Other experts argue that the federal spending will undermine the deficit cuts in the Inflation Reduction Act that proponents argued would lower inflation.
"Simply extending the current repayment pause through the end of the year would cost $20 billion — equivalent to the total deficit reduction from the first six years of the IRA, by our rough estimates," the Committee for a Responsible Federal Budget said in a statement. "Canceling $10,000 per person of student debt for households making below $300,000 a year would cost roughly $230 billion. Combined, these policies would consume nearly ten years of deficit reduction from the Inflation Reduction Act."
The Center Square Staff
Source: https://justthenews.com/nation/states/center-square/obama-administration-economist-warns-about-student-debt-cancellation
1 comment:
Two different words are being used here- cancelling and extending loans.

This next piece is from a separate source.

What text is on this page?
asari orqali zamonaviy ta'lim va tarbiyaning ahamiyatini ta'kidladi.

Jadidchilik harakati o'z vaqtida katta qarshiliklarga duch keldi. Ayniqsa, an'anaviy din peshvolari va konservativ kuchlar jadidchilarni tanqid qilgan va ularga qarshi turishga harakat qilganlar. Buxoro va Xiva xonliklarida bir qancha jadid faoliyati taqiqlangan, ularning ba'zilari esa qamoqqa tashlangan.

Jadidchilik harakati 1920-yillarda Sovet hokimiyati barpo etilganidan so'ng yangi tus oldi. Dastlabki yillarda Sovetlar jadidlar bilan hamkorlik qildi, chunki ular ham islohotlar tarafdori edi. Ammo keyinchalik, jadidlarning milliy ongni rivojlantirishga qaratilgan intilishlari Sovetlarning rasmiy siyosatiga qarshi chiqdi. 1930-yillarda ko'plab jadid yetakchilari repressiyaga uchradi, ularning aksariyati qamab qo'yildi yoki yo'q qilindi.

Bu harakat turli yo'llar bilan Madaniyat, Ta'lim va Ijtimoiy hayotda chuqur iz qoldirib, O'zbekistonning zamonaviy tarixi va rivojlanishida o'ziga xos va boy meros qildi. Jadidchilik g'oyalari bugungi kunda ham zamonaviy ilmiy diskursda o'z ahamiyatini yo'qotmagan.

Are both being considered? Though the costs to taxpayers is addressed, there is another downside that was ignored in this discussion. That is the benefit to the students of paying off a loan, This is often the first event which goes into the credit record of the person. When they want to take out a mortgage or car loan etc., their credit history will be needed by the lender. As a past student loan benefactor, it was a major goal for me to pay back the loan promptly, so I would start out with a decent credit rating. Maybe things have changed in the US, but I'm assuming that such considerations are still important.